Yes. We are looking to researchers, and looking forward to what’s happening in laboratories, then gleaning from there to where the opportunities are to use some of this new knowledge and apply it on our farms.
We are currently working in these three areas: The chemistry of mustards — how mustard plants can be used to mitigate problems in the soil. We’re also working with a group at the University of California in Santa Cruz. They’ve developed a procedure called Anaerobic Soil-borne Disinfestation (ASD).
We figured out how to take that to a larger scale, where you can treat thousands of acres, and effectively do the same thing you were doing with ethyl bromide, but we’re doing without the bromide, by loading the soil up with a short-chain carbon source — a carbohydrate.
And we’re using a rice byproduct, but you can use other things like molasses. We are creating soils that are anaerobic for three weeks and then allowing them go aerobic and we find that knocks down the pathogen load.
There was always a push back from individuals in the agricultural world that felt we were missing the boat. And it is a mistake, as we need to be looking more at soil microbiology and more at biological control systems.
What has proven to be the biggest challenge for you in farming?
It’s the fact that nature is complicated. It’s not easy to tease apart. It’s not easy to understand. And, what makes me feel very optimistic is the incredibly rapid change in technology. With the new tools we have today — whether it’s a microscope or the tools to understand what species are in the soil — using all these biotech tools or doing genetic analysis. Now we’re able to see that stuff.

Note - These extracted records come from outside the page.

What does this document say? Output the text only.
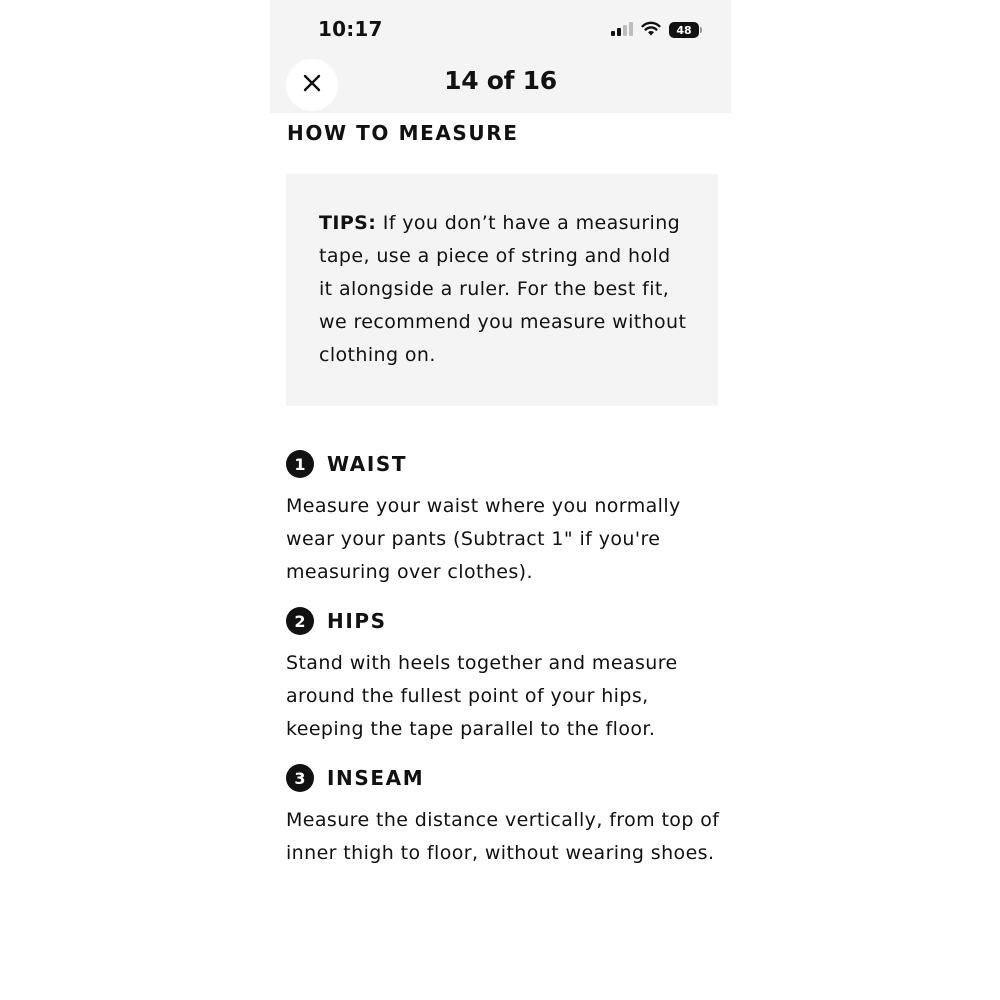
10:17	48
14 of 16
HOW TO MEASURE
TIPS: If you don’t have a measuring tape, use a piece of string and hold it alongside a ruler. For the best fit, we recommend you measure without clothing on.
1	WAIST
Measure your waist where you normally wear your pants (Subtract 1" if you're measuring over clothes).
2	HIPS
Stand with heels together and measure around the fullest point of your hips, keeping the tape parallel to the floor.
3	INSEAM
Measure the distance vertically, from top of inner thigh to floor, without wearing shoes.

There’s a researcher up in Washington State who ran a mass DNA array on some soil samples before and after applying some mustard seed meals and found that the microbial populations were completely rearranged before and after. There was an increase in fungi and bacteria that tend to be beneficial to plant growth and which suppress and predate on those organizations that feed on plants – and this work is just beginning.

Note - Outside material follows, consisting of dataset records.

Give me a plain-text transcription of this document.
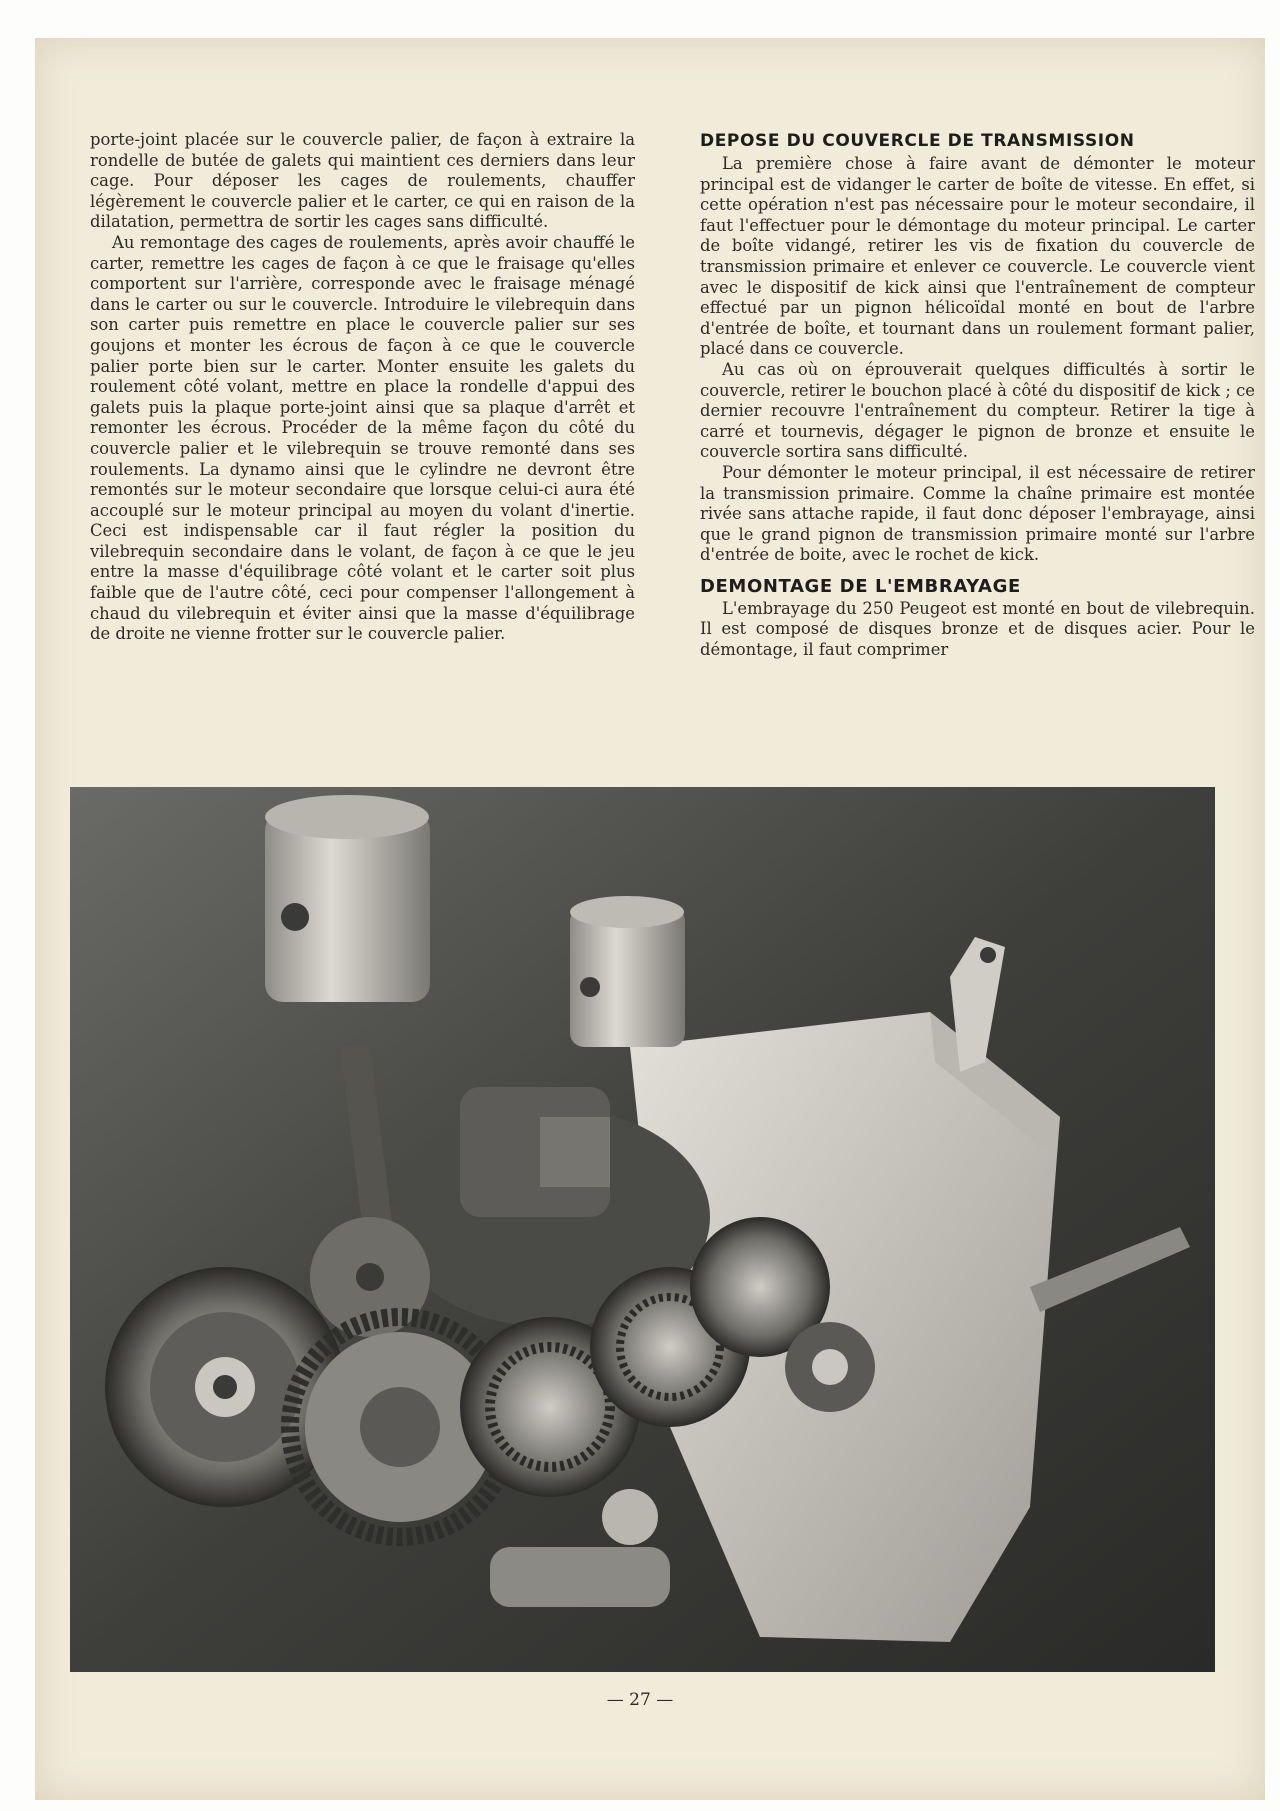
porte-joint placée sur le couvercle palier, de façon à extraire la rondelle de butée de galets qui maintient ces derniers dans leur cage. Pour déposer les cages de roulements, chauffer légèrement le couvercle palier et le carter, ce qui en raison de la dilatation, permettra de sortir les cages sans difficulté.

Au remontage des cages de roulements, après avoir chauffé le carter, remettre les cages de façon à ce que le fraisage qu'elles comportent sur l'arrière, corresponde avec le fraisage ménagé dans le carter ou sur le couvercle. Introduire le vilebrequin dans son carter puis remettre en place le couvercle palier sur ses goujons et monter les écrous de façon à ce que le couvercle palier porte bien sur le carter. Monter ensuite les galets du roulement côté volant, mettre en place la rondelle d'appui des galets puis la plaque porte-joint ainsi que sa plaque d'arrêt et remonter les écrous. Procéder de la même façon du côté du couvercle palier et le vilebrequin se trouve remonté dans ses roulements. La dynamo ainsi que le cylindre ne devront être remontés sur le moteur secondaire que lorsque celui-ci aura été accouplé sur le moteur principal au moyen du volant d'inertie. Ceci est indispensable car il faut régler la position du vilebrequin secondaire dans le volant, de façon à ce que le jeu entre la masse d'équilibrage côté volant et le carter soit plus faible que de l'autre côté, ceci pour compenser l'allongement à chaud du vilebrequin et éviter ainsi que la masse d'équilibrage de droite ne vienne frotter sur le couvercle palier.

DEPOSE DU COUVERCLE DE TRANSMISSION

La première chose à faire avant de démonter le moteur principal est de vidanger le carter de boîte de vitesse. En effet, si cette opération n'est pas nécessaire pour le moteur secondaire, il faut l'effectuer pour le démontage du moteur principal. Le carter de boîte vidangé, retirer les vis de fixation du couvercle de transmission primaire et enlever ce couvercle. Le couvercle vient avec le dispositif de kick ainsi que l'entraînement de compteur effectué par un pignon hélicoïdal monté en bout de l'arbre d'entrée de boîte, et tournant dans un roulement formant palier, placé dans ce couvercle.

Au cas où on éprouverait quelques difficultés à sortir le couvercle, retirer le bouchon placé à côté du dispositif de kick ; ce dernier recouvre l'entraînement du compteur. Retirer la tige à carré et tournevis, dégager le pignon de bronze et ensuite le couvercle sortira sans difficulté.

Pour démonter le moteur principal, il est nécessaire de retirer la transmission primaire. Comme la chaîne primaire est montée rivée sans attache rapide, il faut donc déposer l'embrayage, ainsi que le grand pignon de transmission primaire monté sur l'arbre d'entrée de boite, avec le rochet de kick.

DEMONTAGE DE L'EMBRAYAGE

L'embrayage du 250 Peugeot est monté en bout de vilebrequin. Il est composé de disques bronze et de disques acier. Pour le démontage, il faut comprimer

— 27 —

So, you believe the answer lies in a different approach to soil amendments?
Maybe we can add something to a soil and coach that soil to become suppressive to those things that are detrimental to plant growth. That’s a big deal. So when you fumigate a soil with a soil fumigate, you knock down all these organisms or disease for a year or maybe two. But all it takes is for one of those cells – one spore or one fungi that attack your strawberry plants — to survive and then it’s just the power of two, then to four to eight to 16 to 36 and in a year or two it’s back.

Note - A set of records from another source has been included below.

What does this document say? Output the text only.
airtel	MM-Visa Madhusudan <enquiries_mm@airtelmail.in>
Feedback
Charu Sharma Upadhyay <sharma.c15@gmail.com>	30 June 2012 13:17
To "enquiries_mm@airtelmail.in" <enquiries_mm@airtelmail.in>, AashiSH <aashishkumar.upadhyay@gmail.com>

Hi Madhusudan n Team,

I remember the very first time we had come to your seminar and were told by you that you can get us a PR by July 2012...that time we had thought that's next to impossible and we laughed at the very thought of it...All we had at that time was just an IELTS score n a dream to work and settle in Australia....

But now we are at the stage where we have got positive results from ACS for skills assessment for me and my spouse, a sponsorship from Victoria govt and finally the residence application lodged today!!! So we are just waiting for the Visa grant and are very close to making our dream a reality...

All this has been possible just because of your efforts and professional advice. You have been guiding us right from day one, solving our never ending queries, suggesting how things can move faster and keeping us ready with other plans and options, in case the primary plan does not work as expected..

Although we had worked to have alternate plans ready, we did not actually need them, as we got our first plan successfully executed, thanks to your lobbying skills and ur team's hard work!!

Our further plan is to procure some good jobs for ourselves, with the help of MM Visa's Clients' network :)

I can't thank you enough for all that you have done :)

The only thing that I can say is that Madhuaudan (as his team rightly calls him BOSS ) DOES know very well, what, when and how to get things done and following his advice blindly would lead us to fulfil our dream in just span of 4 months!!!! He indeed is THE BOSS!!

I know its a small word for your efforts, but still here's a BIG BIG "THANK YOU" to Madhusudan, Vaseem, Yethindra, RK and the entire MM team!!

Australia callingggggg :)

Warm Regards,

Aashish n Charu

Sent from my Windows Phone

On the flip side you can figure out how nature would balance this organism in the soil. Can I add something to the soil to get some other things to grow that will occupy that same space, or will feed on that organism or in some unknown way compete with it? And if we can figure that kind of stuff out, then we don’t need the soil fumigants.
What are your thoughts on the future of sustainable agriculture?
I think we’re really close in terms of a replacement for ethyol bromide. Maybe it’s a little premature to say it unequivocally, but my gut says we’ve got a replacement product that works as well. It’s comparable at less cost than ethyol bromide and you don’t have to have the setbacks. This is a breakthrough for people who’ve become dependent, relying on the industry that’s relied on these powerful chemicals, which everyone understands are risky. That’s why there are all these rules and regulations… there’s such pushback from the industry to keep them, because it’s economics. You spent all this money growing this crop and you can’t afford to lose it.
So I think part of the solution to getting the toxics out of our agricultural system is providing better products and better strategies for managing these problems. That way farmers who grow these crops can continue growing these crops and getting [equivalent] yields as they’re getting today [with] better ways of managing these problems, which don’t include materials that are toxic and dangerous for all of us.